Several agencies such as The American Civil Liberties Union, and the Electronic Frontier Foundation to name a few, responded to the recent attack of the First Amendment. They published a document arguing that the first amendment applies both offline and online. In it, they state, “Congress shall make no law . . . prohibiting the freedom of speech,” the law accounting in both online and offline squares.
A recent report came out, stating how the U.K government is also in the works of making laws to ban trolls online. If you compare that to real life, trolling is what a lot of us do to our friends for laughs. Imagine that it was against the law to troll, all because in a few situations people take serious offense to it? Sounds like a script from the Brave New World to me.
The very first anti regulating agencies passed back in 1996, in what was called the U.S., the Communications Decency Act. The act in part, was there to prevent the spread of child pornography on the internet. Pornography was spreading like wildfire during those times when the internet was still new, and included in them were minors. The law heavily protected internet users who were under 18.
However, it went past the point of nudity or porn. It went into the realms of free speech. The dangerous tipping point was when they started to ban certain indecent words related to sex or printed novels. If anything similar was posted on the internet, it would've been unlawful. This had effects even in medical communities who were just trying to promote scientific literature. Eventually, after large protests, including ones where several popular websites made their screen dark in an effort to raise awareness, they got through. Eventually, most of the regulations that were in the act were removed.
Some aspects of the U.S., the Communications Decency Act still remains intact today. One of them being, being free of liability for distributed content online. If you publish content online, it is not the same as being an author. The act helps enforce this decision.

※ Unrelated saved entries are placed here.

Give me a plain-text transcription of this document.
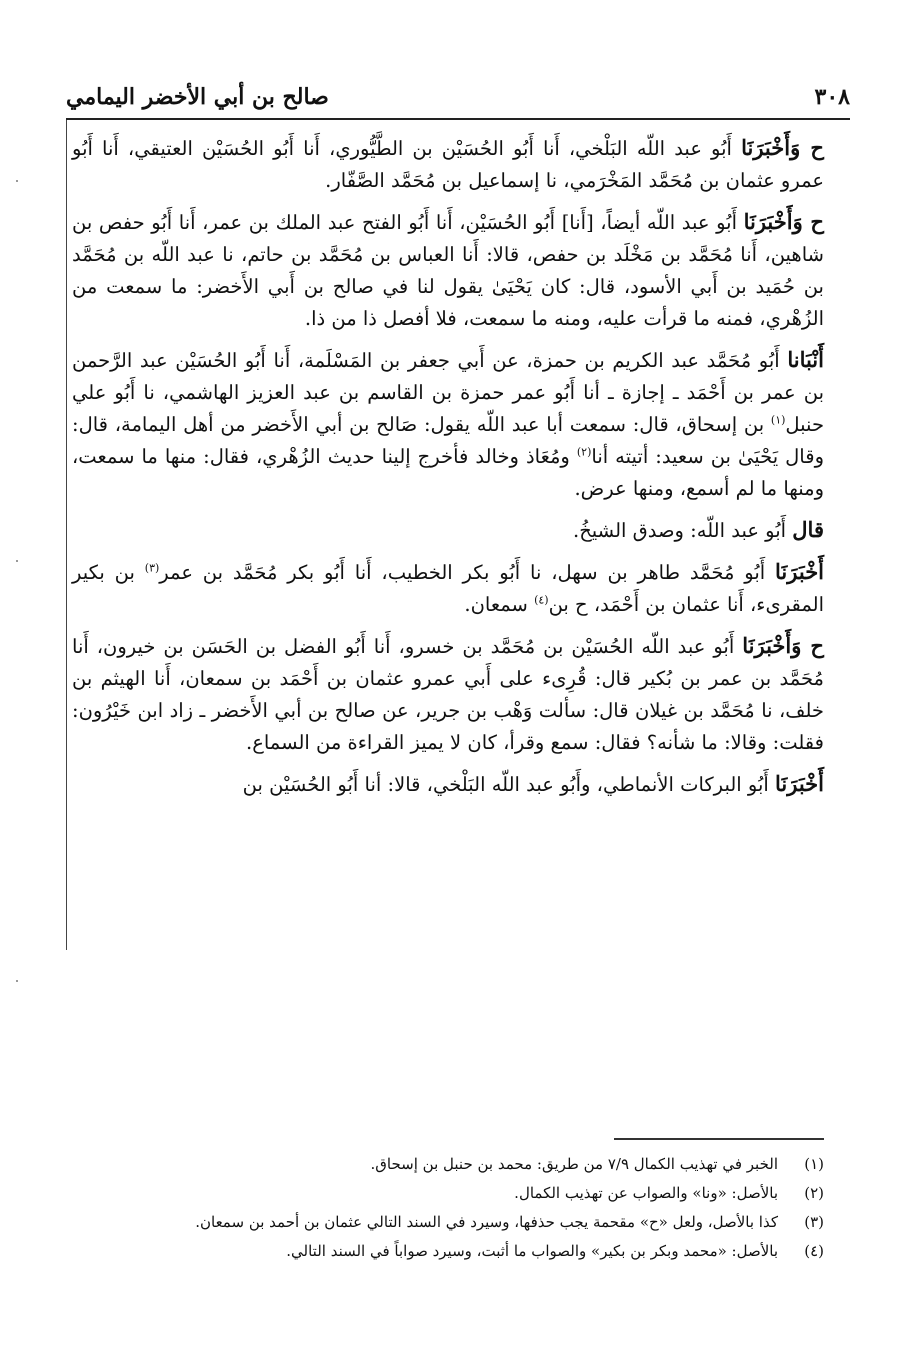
٣٠٨
صالح بن أبي الأخضر اليمامي

ح وَأَخْبَرَنَا أَبُو عبد اللّه البَلْخي، أَنا أَبُو الحُسَيْن بن الطَّيُّوري، أَنا أَبُو الحُسَيْن العتيقي، أَنا أَبُو عمرو عثمان بن مُحَمَّد المَخْرَمي، نا إسماعيل بن مُحَمَّد الصَّفّار.

ح وَأَخْبَرَنَا أَبُو عبد اللّه أيضاً، [أَنا] أَبُو الحُسَيْن، أَنا أَبُو الفتح عبد الملك بن عمر، أَنا أَبُو حفص بن شاهين، أَنا مُحَمَّد بن مَخْلَد بن حفص، قالا: أَنا العباس بن مُحَمَّد بن حاتم، نا عبد اللّه بن مُحَمَّد بن حُمَيد بن أَبي الأسود، قال: كان يَحْيَىٰ يقول لنا في صالح بن أَبي الأَخضر: ما سمعت من الزُهْري، فمنه ما قرأت عليه، ومنه ما سمعت، فلا أفصل ذا من ذا.

أَنْبَانا أَبُو مُحَمَّد عبد الكريم بن حمزة، عن أَبي جعفر بن المَسْلَمة، أَنا أَبُو الحُسَيْن عبد الرَّحمن بن عمر بن أَحْمَد ـ إجازة ـ أنا أَبُو عمر حمزة بن القاسم بن عبد العزيز الهاشمي، نا أَبُو علي حنبل$^{(١)}$ بن إسحاق، قال: سمعت أبا عبد اللّه يقول: صَالح بن أبي الأَخضر من أهل اليمامة، قال: وقال يَحْيَىٰ بن سعيد: أتيته أنا$^{(٢)}$ ومُعَاذ وخالد فأخرج إلينا حديث الزُهْري، فقال: منها ما سمعت، ومنها ما لم أسمع، ومنها عرض.

قال أَبُو عبد اللّه: وصدق الشيخُ.

أَخْبَرَنَا أَبُو مُحَمَّد طاهر بن سهل، نا أَبُو بكر الخطيب، أَنا أَبُو بكر مُحَمَّد بن عمر$^{(٣)}$ بن بكير المقرىء، أَنا عثمان بن أَحْمَد، ح بن$^{(٤)}$ سمعان.

ح وَأَخْبَرَنَا أَبُو عبد اللّه الحُسَيْن بن مُحَمَّد بن خسرو، أَنا أَبُو الفضل بن الحَسَن بن خيرون، أَنا مُحَمَّد بن عمر بن بُكير قال: قُرِىء على أَبي عمرو عثمان بن أَحْمَد بن سمعان، أَنا الهيثم بن خلف، نا مُحَمَّد بن غيلان قال: سألت وَهْب بن جرير، عن صالح بن أبي الأَخضر ـ زاد ابن خَيْرُون: فقلت: وقالا: ما شأنه؟ فقال: سمع وقرأ، كان لا يميز القراءة من السماع.

أَخْبَرَنَا أَبُو البركات الأنماطي، وأَبُو عبد اللّه البَلْخي، قالا: أنا أَبُو الحُسَيْن بن

(١)
الخبر في تهذيب الكمال ٧/٩ من طريق: محمد بن حنبل بن إسحاق.
(٢)
بالأصل: «ونا» والصواب عن تهذيب الكمال.
(٣)
كذا بالأصل، ولعل «ح» مقحمة يجب حذفها، وسيرد في السند التالي عثمان بن أحمد بن سمعان.
(٤)
بالأصل: «محمد وبكر بن بكير» والصواب ما أثبت، وسيرد صواباً في السند التالي.
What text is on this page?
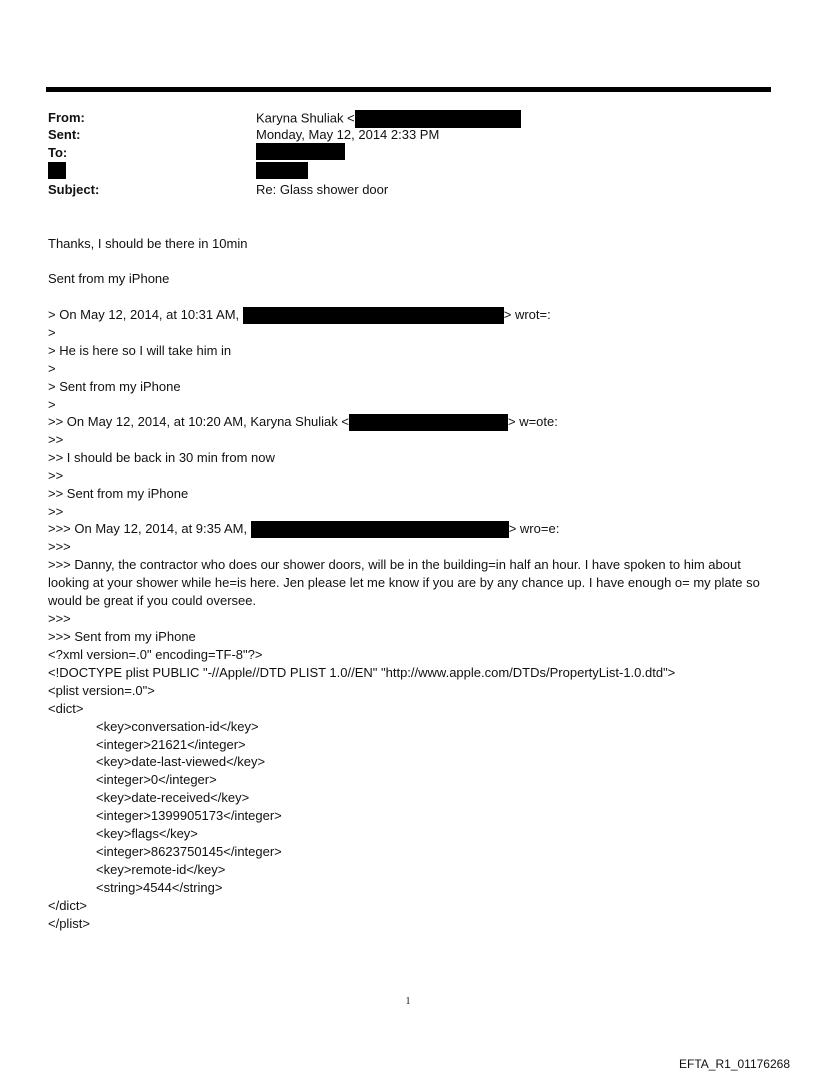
From:	Karyna Shuliak <
Sent:	Monday, May 12, 2014 2:33 PM
To:
Subject:	Re: Glass shower door
Thanks, I should be there in 10min
Sent from my iPhone
> On May 12, 2014, at 10:31 AM,	> wrot=:
>
> He is here so I will take him in
>
> Sent from my iPhone
>
>> On May 12, 2014, at 10:20 AM, Karyna Shuliak <	> w=ote:
>>
>> I should be back in 30 min from now
>>
>> Sent from my iPhone
>>
>>> On May 12, 2014, at 9:35 AM,	> wro=e:
>>>
>>> Danny, the contractor who does our shower doors, will be in the building=in half an hour. I have spoken to him about looking at your shower while he=is here. Jen please let me know if you are by any chance up. I have enough o= my plate so would be great if you could oversee.
>>>
>>> Sent from my iPhone
<?xml version=.0" encoding=TF-8"?>
<!DOCTYPE plist PUBLIC "-//Apple//DTD PLIST 1.0//EN" "http://www.apple.com/DTDs/PropertyList-1.0.dtd">
<plist version=.0">
<dict>
<key>conversation-id</key>
<integer>21621</integer>
<key>date-last-viewed</key>
<integer>0</integer>
<key>date-received</key>
<integer>1399905173</integer>
<key>flags</key>
<integer>8623750145</integer>
<key>remote-id</key>
<string>4544</string>
</dict>
</plist>
1
EFTA_R1_01176268
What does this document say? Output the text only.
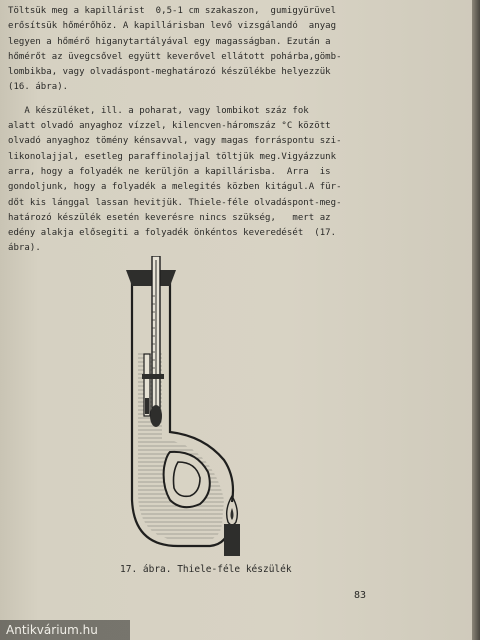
Töltsük meg a kapillárist  0,5-1 cm szakaszon,  gumigyürüvel
erősítsük hőmérőhöz. A kapillárisban levő vizsgálandó  anyag
legyen a hőmérő higanytartályával egy magasságban. Ezután a
hőmérőt az üvegcsővel együtt keverővel ellátott pohárba,gömb-
lombikba, vagy olvadáspont-meghatározó készülékbe helyezzük
(16. ábra).
A készüléket, ill. a poharat, vagy lombikot száz fok
alatt olvadó anyaghoz vízzel, kilencven-háromszáz °C között
olvadó anyaghoz tömény kénsavval, vagy magas forráspontu szi-
likonolajjal, esetleg paraffinolajjal töltjük meg.Vigyázzunk
arra, hogy a folyadék ne kerüljön a kapillárisba.  Arra  is
gondoljunk, hogy a folyadék a melegités közben kitágul.A für-
dőt kis lánggal lassan hevitjük. Thiele-féle olvadáspont-meg-
határozó készülék esetén keverésre nincs szükség,   mert az
edény alakja elősegiti a folyadék önkéntos keveredését  (17.
ábra).
17. ábra. Thiele-féle készülék
83
Antikvárium.hu
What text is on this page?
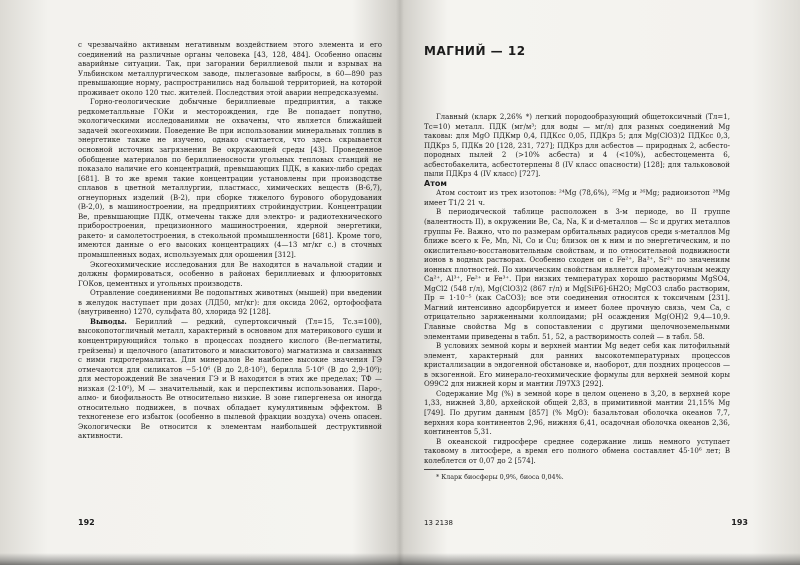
с чрезвычайно активным негативным воздействием этого элемента и его соединений на различные органы человека [43, 128, 484]. Особенно опасны аварийные ситуации. Так, при загорании бериллиевой пыли и взрывах на Ульбинском металлургическом заводе, пылегазовые выбросы, в 60—890 раз превышающие норму, распространились над большой территорией, на которой проживает около 120 тыс. жителей. Последствия этой аварии непредсказуемы.

Горно-геологические добычные бериллиевые предприятия, а также редкометалльные ГОКи и месторождения, где Be попадает попутно, экологическими исследованиями не охвачены, что является ближайшей задачей экогеохимии. Поведение Be при использовании минеральных топлив в энергетике также не изучено, однако считается, что здесь скрывается основной источник загрязнения Be окружающей среды [43]. Проведенное обобщение материалов по бериллиеносности угольных тепловых станций не показало наличие его концентраций, превышающих ПДК, в каких-либо средах [681]. В то же время такие концентрации установлены при производстве сплавов в цветной металлургии, пластмасс, химических веществ (В-6,7), огнеупорных изделий (В-2), при сборке тяжелого бурового оборудования (В-2,0), в машиностроении, на предприятиях стройиндустрии. Концентрации Be, превышающие ПДК, отмечены также для электро- и радиотехнического приборостроения, прецизионного машиностроения, ядерной энергетики, ракето- и самолетостроения, в стекольной промышленности [681]. Кроме того, имеются данные о его высоких концентрациях (4—13 мг/кг с.) в сточных промышленных водах, используемых для орошения [312].

Экогеохимические исследования для Be находятся в начальной стадии и должны формироваться, особенно в районах бериллиевых и флюоритовых ГОКов, цементных и угольных производств.

Отравление соединениями Be подопытных животных (мышей) при введении в желудок наступает при дозах (ЛД50, мг/кг): для оксида 2062, ортофосфата (внутривенно) 1270, сульфата 80, хлорида 92 [128].

Выводы. Бериллий — редкий, супертоксичный (Тл=15, Тс.з=100), высокопотогличный металл, характерный в основном для материкового суши и концентрирующийся только в процессах позднего кислого (Be-пегматиты, грейзены) и щелочного (апатитового и миаскитового) магматизма и связанных с ними гидротермалитах. Для минералов Be наиболее высокие значения ГЭ отмечаются для силикатов −5·10⁶ (В до 2,8·10⁵), берилла 5·10⁶ (В до 2,9·10⁶); для месторождений Be значения ГЭ и В находятся в этих же пределах; ТФ — низкая (2·10⁶), М — значительный, как и перспективы использования. Паро-, алмо- и биофильность Be относительно низкие. В зоне гипергенеза он иногда относительно подвижен, в почвах обладает кумулятивным эффектом. В техногенезе его избыток (особенно в пылевой фракции воздуха) очень опасен. Экологически Be относится к элементам наибольшей деструктивной активности.

192
МАГНИЙ — 12

Главный (кларк 2,26% *) легкий породообразующий общетоксичный (Тл=1, Тс=10) металл. ПДК (мг/м³; для воды — мг/л) для разных соединений Mg таковы: для MgO ПДКмр 0,4, ПДКсс 0,05, ПДКрз 5; для Mg(ClO3)2 ПДКсс 0,3, ПДКрз 5, ПДКв 20 [128, 231, 727]; ПДКрз для асбестов — природных 2, асбесто-породных пылей 2 (>10% асбеста) и 4 (<10%), асбестоцемента 6, асбестобакелита, асбестотерпены 8 (IV класс опасности) [128]; для талькововой пыли ПДКрз 4 (IV класс) [727].

Атом

Атом состоит из трех изотопов: ²⁴Mg (78,6%), ²⁵Mg и ²⁶Mg; радиоизотоп ²⁸Mg имеет T1/2 21 ч.

В периодической таблице расположен в 3-м периоде, во II группе (валентность II), в окружении Be, Ca, Na, K и d-металлов — Sc и других металлов группы Fe. Важно, что по размерам орбитальных радиусов среди s-металлов Mg ближе всего к Fe, Mn, Ni, Co и Cu; близок он к ним и по энергетическим, и по окислительно-восстановительным свойствам, и по относительной подвижности ионов в водных растворах. Особенно сходен он с Fe²⁺, Ba²⁺, Sr²⁺ по значениям ионных плотностей. По химическим свойствам является промежуточным между Ca²⁺, Al³⁺, Fe²⁺ и Fe³⁺. При низких температурах хорошо растворимы MgSO4, MgCl2 (548 г/л), Mg(ClO3)2 (867 г/л) и Mg[SiF6]·6H2O; MgCO3 слабо растворим, Пр = 1·10⁻⁵ (как CaCO3); все эти соединения относятся к токсичным [231]. Магний интенсивно адсорбируется и имеет более прочную связь, чем Ca, с отрицательно заряженными коллоидами; pH осаждения Mg(OH)2 9,4—10,9. Главные свойства Mg в сопоставлении с другими щелочноземельными элементами приведены в табл. 51, 52, а растворимость солей — в табл. 58.

В условиях земной коры и верхней мантии Mg ведет себя как литофильный элемент, характерный для ранних высокотемпературных процессов кристаллизации в эндогенной обстановке и, наоборот, для поздних процессов — в экзогенной. Его минерало-геохимические формулы для верхней земной коры O99C2 для нижней коры и мантии Л97Х3 [292].

Содержание Mg (%) в земной коре в целом оценено в 3,20, в верхней коре 1,33, нижней 3,80, архейской общей 2,83, в примитивной мантии 21,15% Mg [749]. По другим данным [857] (% MgO): базальтовая оболочка океанов 7,7, верхняя кора континентов 2,96, нижняя 6,41, осадочная оболочка океанов 2,36, континентов 5,31.

В океанской гидросфере среднее содержание лишь немного уступает таковому в литосфере, а время его полного обмена составляет 45·10⁶ лет; В колеблется от 0,07 до 2 [574].

* Кларк биосферы 0,9%, биоса 0,04%.

13 2138	193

Censorship never works. It has failed time and time again throughout history. History repeats itself, however, as we see already in Australia, with the censorship currently in effect. Since the shooting happened there so close to home, Australia took immediate action and without much discord, they were able to pass a law that penalizes you for hosting any type of violent content.
If this continues, then it could spell out trouble. Australia is a large place, and for them to have already taken action to censor speech online, alarms me quite a bit. Panic and hysteria spiral even the best of us out of control.
That is why the key is not to panic in the first place, when tragic events like this happen, despite the media always glamorizing it. Otherwise, our freedom of speech is going to become narrower and narrower before we even realize it. Large collectives of people are already trying to manage free speech in too many ways when it should be left to only a few when it is clearly and inarguably inappropriate. Trying to regulate online content based off of moral principles is far too complex for humans to manage. It is frankly trying to play god, which can be mighty disastrous.